釣り場にもそれはいえると思う。私は昔から釣り場はみんなのもの、だからその情報もみんなのもの、と思ってきた。釣り場の情報公開は当たり前だと。しかし、最近の情報の氾濫を見るにつけ、その考えがかわりつつある。もしかしたら、今まで魚たちを守ってきたのは、釣り人や漁師の秘匿性なのではないかと思うのである。
自分の見つけた釣り場を誰にも教えずにこっそりと釣る。自分だけが知っている場所でこっそりと人の目を盗んで釣るのは何だかずるくてわるいことのように考えてきたが、おそらく、いやそうした行為がむやみに魚たちが乱獲されるのを防いできたような気がするのである。

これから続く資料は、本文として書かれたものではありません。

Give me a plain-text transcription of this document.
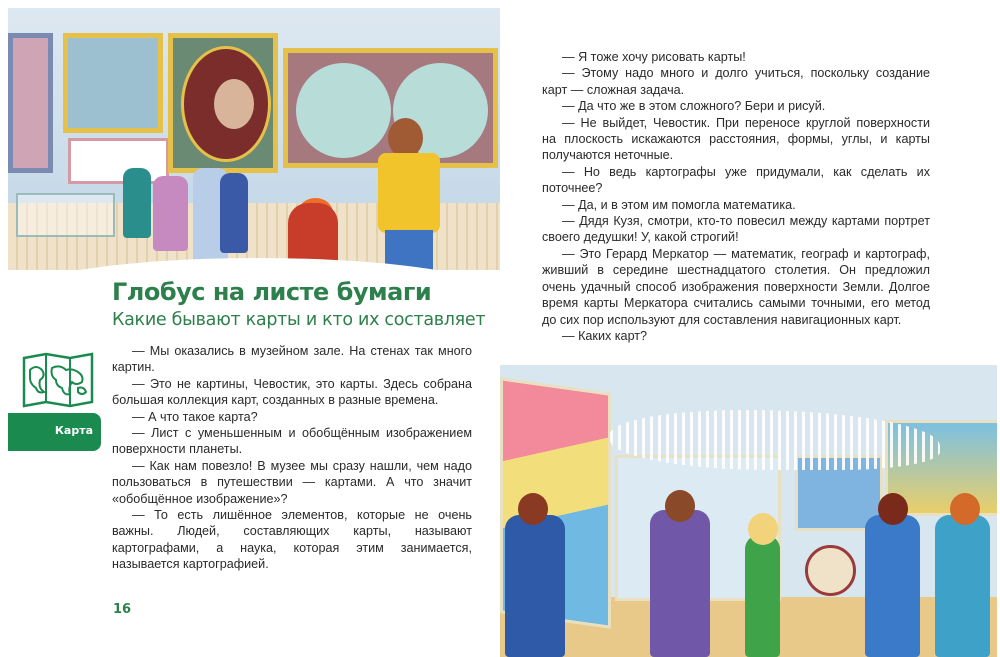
Глобус на листе бумаги
Какие бывают карты и кто их составляет
Карта

— Мы оказались в музейном зале. На стенах так много картин.

— Это не картины, Чевостик, это карты. Здесь собрана большая коллекция карт, созданных в разные времена.

— А что такое карта?

— Лист с уменьшенным и обобщённым изображением поверхности планеты.

— Как нам повезло! В музее мы сразу нашли, чем надо пользоваться в путешествии — картами. А что значит «обобщённое изображение»?

— То есть лишённое элементов, которые не очень важны. Людей, составляющих карты, называют картографами, а наука, которая этим занимается, называется картографией.

16

— Я тоже хочу рисовать карты!

— Этому надо много и долго учиться, поскольку создание карт — сложная задача.

— Да что же в этом сложного? Бери и рисуй.

— Не выйдет, Чевостик. При переносе круглой поверхности на плоскость искажаются расстояния, формы, углы, и карты получаются неточные.

— Но ведь картографы уже придумали, как сделать их поточнее?

— Да, и в этом им помогла математика.

— Дядя Кузя, смотри, кто-то повесил между картами портрет своего дедушки! У, какой строгий!

— Это Герард Меркатор — математик, географ и картограф, живший в середине шестнадцатого столетия. Он предложил очень удачный способ изображения поверхности Земли. Долгое время карты Меркатора считались самыми точными, его метод до сих пор используют для составления навигационных карт.

— Каких карт?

特に情報が昔のように口から口へというようなスローな移動をするのではなく、瞬時に世の中に拡散していく時代である。このため情報の露出は釣り場の荒廃を招きかねない。
もっとも、釣り場は誰のものでもなく公共のものである。だから独占することは許されないが、釣り場の情報公開はこれから先の時代には少しセーブした方がよいかもしれない。
自分たちのためにも魚たちのためにも。
ただし、友だちをなくさない範囲で(笑)。